How do I do an upsert (insert-or-update)?

Postgres / SQLite / DuckDB: ON CONFLICT (key) DO UPDATE SET col = EXCLUDED.col. MySQL: ON DUPLICATE KEY UPDATE col = VALUES(col). SQL Server / Oracle / Snowflake / BigQuery: MERGE INTO target USING source ON ... WHEN MATCHED THEN UPDATE ... WHEN NOT MATCHED THEN INSERT .... See MERGE / UPSERT.

How do I get the auto-generated ID after an INSERT?

Postgres / SQLite (3.35+) / DuckDB / Oracle: INSERT ... RETURNING id. SQL Server: INSERT ... OUTPUT INSERTED.id .... MySQL: a separate SELECT LAST_INSERT_ID(). Drivers in most languages also expose this on the result of the insert.

How do I insert without overwriting existing rows?

Postgres / SQLite / DuckDB: ON CONFLICT (id) DO NOTHING. MySQL: INSERT IGNORE. SQL Server: MERGE with no WHEN MATCHED branch. The pattern: skip the duplicate, keep going. Useful for idempotent re-runs of pipelines.

What's the fastest way to bulk-load millions of rows?

Engine-specific bulk loaders. COPY (Postgres, Redshift), LOAD DATA INFILE (MySQL), COPY INTO (Snowflake), bq load (BigQuery), BULK INSERT (SQL Server). For more than ~100K rows, the bulk loader is one or two orders of magnitude faster than INSERT.

Warning

Always name your columns.
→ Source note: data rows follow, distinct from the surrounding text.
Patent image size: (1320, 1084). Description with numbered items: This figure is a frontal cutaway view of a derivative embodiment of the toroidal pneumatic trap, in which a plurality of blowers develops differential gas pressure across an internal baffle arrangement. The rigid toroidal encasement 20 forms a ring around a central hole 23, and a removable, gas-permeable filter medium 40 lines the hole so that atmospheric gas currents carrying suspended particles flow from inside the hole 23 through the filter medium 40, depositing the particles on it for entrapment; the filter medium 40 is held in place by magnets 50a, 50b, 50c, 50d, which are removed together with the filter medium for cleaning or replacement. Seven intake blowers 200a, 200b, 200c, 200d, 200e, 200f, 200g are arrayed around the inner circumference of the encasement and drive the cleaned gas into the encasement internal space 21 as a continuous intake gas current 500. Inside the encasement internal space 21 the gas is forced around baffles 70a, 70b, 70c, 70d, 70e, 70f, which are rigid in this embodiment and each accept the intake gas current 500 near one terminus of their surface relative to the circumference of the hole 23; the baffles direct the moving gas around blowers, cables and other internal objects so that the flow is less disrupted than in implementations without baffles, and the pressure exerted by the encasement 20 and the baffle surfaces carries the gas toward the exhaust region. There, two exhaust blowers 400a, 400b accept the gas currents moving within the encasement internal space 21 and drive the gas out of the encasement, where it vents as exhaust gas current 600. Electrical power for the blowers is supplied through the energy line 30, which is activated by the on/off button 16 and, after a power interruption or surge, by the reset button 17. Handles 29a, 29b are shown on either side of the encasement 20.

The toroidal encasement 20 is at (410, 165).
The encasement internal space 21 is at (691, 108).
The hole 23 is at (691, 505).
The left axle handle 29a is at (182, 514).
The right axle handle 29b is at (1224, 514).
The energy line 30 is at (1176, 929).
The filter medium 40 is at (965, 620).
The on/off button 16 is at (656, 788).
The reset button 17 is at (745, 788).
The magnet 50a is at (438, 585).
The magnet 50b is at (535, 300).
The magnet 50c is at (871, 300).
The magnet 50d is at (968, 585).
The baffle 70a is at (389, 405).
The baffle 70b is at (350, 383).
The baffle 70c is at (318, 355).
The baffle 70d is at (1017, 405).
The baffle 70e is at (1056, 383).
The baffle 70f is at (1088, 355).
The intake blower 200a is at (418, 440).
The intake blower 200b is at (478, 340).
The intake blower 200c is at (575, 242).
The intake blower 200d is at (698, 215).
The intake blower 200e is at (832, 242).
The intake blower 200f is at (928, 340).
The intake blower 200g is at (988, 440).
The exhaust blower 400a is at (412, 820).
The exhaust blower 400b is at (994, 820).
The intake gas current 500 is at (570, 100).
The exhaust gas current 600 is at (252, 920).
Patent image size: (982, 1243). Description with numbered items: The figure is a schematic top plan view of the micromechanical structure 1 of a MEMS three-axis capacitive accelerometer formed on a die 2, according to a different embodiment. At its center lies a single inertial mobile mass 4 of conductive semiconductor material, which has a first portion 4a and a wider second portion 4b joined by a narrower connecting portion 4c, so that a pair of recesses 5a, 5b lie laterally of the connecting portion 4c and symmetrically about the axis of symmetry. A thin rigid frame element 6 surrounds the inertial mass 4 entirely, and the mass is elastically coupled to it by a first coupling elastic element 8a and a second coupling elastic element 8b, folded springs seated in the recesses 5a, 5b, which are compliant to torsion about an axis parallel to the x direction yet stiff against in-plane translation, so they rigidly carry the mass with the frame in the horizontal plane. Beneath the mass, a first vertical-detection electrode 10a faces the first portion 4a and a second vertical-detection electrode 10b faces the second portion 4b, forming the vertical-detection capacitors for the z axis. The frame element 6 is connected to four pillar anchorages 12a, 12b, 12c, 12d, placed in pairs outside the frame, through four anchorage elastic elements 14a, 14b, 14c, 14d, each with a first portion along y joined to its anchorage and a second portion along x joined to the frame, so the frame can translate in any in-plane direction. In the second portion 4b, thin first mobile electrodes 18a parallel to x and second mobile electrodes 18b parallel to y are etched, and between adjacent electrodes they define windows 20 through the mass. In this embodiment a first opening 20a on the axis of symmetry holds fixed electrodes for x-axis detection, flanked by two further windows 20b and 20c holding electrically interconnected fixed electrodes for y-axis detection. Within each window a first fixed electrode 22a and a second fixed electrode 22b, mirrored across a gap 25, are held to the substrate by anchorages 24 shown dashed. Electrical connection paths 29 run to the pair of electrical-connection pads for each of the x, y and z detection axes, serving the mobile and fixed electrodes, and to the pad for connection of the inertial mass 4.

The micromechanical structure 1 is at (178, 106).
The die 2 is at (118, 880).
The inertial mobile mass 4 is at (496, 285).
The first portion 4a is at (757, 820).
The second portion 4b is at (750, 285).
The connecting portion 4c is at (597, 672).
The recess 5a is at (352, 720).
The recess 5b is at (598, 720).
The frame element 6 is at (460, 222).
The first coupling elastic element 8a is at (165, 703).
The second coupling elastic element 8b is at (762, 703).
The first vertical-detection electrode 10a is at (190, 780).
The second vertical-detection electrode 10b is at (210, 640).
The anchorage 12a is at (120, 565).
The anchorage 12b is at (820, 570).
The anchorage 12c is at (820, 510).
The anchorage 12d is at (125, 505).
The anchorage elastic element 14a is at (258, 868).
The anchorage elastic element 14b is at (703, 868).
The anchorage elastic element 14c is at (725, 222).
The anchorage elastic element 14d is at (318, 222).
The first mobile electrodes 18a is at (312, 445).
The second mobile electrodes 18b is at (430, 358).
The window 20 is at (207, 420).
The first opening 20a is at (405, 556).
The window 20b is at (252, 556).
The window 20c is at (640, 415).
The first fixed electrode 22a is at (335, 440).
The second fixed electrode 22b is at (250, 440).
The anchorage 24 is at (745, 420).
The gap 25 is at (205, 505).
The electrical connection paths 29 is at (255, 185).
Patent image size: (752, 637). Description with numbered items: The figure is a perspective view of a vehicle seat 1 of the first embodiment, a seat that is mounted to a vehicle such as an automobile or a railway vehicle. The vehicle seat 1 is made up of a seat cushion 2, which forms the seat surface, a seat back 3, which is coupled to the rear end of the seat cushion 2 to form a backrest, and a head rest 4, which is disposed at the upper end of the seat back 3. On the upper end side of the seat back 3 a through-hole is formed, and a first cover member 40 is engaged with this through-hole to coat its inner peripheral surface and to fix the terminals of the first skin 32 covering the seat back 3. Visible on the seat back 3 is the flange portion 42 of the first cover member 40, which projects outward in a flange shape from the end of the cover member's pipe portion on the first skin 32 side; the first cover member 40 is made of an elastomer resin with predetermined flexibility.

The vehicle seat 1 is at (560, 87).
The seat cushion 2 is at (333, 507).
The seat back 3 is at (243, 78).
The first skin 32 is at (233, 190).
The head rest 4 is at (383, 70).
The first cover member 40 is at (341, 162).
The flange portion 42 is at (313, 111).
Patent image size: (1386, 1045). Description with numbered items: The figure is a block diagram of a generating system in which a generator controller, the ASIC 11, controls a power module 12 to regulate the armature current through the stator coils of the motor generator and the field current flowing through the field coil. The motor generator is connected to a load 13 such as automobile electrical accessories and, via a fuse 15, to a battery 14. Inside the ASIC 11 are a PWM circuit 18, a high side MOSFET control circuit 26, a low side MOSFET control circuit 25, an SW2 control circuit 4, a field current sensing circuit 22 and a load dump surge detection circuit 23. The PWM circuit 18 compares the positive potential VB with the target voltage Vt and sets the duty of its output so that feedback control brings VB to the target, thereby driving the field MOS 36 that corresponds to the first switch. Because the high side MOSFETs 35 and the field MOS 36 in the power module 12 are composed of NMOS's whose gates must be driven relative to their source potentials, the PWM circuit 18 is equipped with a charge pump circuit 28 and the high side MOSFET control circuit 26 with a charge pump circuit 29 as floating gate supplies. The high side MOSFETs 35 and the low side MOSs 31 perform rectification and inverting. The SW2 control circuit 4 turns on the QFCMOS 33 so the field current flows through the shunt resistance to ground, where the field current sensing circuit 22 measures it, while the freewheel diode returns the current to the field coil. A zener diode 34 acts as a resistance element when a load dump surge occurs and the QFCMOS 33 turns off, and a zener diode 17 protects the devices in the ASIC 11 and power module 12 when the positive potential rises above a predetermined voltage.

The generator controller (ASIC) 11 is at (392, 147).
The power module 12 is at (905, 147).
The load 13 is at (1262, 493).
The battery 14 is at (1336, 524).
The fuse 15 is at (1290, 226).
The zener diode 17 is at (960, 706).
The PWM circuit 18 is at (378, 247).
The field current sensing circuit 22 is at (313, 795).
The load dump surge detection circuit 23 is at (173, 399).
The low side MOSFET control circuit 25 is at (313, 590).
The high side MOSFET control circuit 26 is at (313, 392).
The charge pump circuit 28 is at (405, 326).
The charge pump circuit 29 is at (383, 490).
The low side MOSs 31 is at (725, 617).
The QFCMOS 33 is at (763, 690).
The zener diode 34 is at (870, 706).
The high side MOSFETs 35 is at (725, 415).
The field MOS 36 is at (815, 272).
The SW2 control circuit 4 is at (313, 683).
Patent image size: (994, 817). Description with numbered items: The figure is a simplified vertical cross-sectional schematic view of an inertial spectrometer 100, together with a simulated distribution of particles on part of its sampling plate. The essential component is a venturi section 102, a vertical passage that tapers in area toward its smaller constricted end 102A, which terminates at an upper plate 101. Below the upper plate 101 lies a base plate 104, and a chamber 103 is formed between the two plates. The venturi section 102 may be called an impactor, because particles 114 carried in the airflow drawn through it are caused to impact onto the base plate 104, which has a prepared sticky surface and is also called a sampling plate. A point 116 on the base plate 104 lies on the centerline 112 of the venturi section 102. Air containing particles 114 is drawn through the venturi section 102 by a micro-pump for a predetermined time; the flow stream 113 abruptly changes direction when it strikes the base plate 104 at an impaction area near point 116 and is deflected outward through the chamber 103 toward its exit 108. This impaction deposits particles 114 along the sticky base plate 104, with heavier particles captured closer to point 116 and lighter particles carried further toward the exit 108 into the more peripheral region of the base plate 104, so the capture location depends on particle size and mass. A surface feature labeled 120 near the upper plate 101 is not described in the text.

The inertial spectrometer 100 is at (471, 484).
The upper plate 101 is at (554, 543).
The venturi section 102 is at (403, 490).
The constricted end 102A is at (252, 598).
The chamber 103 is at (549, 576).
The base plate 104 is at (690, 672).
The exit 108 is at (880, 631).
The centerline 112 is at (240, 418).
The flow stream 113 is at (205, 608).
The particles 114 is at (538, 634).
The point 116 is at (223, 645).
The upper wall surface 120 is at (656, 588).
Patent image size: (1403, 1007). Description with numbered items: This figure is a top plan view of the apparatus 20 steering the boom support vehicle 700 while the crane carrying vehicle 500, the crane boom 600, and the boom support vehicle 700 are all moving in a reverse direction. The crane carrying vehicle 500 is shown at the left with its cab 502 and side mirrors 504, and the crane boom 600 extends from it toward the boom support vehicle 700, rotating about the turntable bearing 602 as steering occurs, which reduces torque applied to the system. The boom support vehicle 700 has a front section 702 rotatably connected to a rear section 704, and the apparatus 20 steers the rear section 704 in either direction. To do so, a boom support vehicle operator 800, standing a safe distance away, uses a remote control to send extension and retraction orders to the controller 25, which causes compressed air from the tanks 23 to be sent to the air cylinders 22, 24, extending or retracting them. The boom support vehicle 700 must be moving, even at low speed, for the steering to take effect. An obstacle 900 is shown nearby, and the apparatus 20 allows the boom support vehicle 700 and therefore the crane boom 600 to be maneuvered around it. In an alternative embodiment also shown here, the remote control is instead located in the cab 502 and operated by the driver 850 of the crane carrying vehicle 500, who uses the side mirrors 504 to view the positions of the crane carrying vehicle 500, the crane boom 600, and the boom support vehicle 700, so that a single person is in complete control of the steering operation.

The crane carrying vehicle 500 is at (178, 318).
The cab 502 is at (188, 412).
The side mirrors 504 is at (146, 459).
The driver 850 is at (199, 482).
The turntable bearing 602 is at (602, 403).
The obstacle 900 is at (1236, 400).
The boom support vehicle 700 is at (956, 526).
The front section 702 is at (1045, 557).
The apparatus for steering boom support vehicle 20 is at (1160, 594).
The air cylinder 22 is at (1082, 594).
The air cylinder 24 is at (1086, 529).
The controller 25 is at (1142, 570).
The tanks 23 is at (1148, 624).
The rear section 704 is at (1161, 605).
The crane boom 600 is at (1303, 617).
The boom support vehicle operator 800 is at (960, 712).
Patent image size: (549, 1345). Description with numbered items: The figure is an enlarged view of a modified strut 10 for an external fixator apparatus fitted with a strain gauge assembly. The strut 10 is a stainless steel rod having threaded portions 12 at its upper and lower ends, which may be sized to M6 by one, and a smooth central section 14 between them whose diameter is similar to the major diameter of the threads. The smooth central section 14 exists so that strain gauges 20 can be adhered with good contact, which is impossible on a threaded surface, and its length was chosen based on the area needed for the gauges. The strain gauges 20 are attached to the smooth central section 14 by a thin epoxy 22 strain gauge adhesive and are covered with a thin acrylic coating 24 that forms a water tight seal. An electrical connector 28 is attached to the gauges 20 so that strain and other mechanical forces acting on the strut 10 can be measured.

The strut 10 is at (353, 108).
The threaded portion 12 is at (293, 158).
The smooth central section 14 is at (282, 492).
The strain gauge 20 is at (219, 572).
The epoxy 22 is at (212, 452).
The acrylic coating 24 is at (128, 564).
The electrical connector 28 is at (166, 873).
INSERT INTO orders VALUES (1, 100, 'paid', NOW()) works today. Tomorrow someone adds a currency column to orders and every script that uses positional INSERT either fails or (worse) silently writes 'paid' into currency. Write INSERT INTO orders (id, total, status, created_at) VALUES (...) from day one. The extra typing is the cheapest insurance in this entire reference.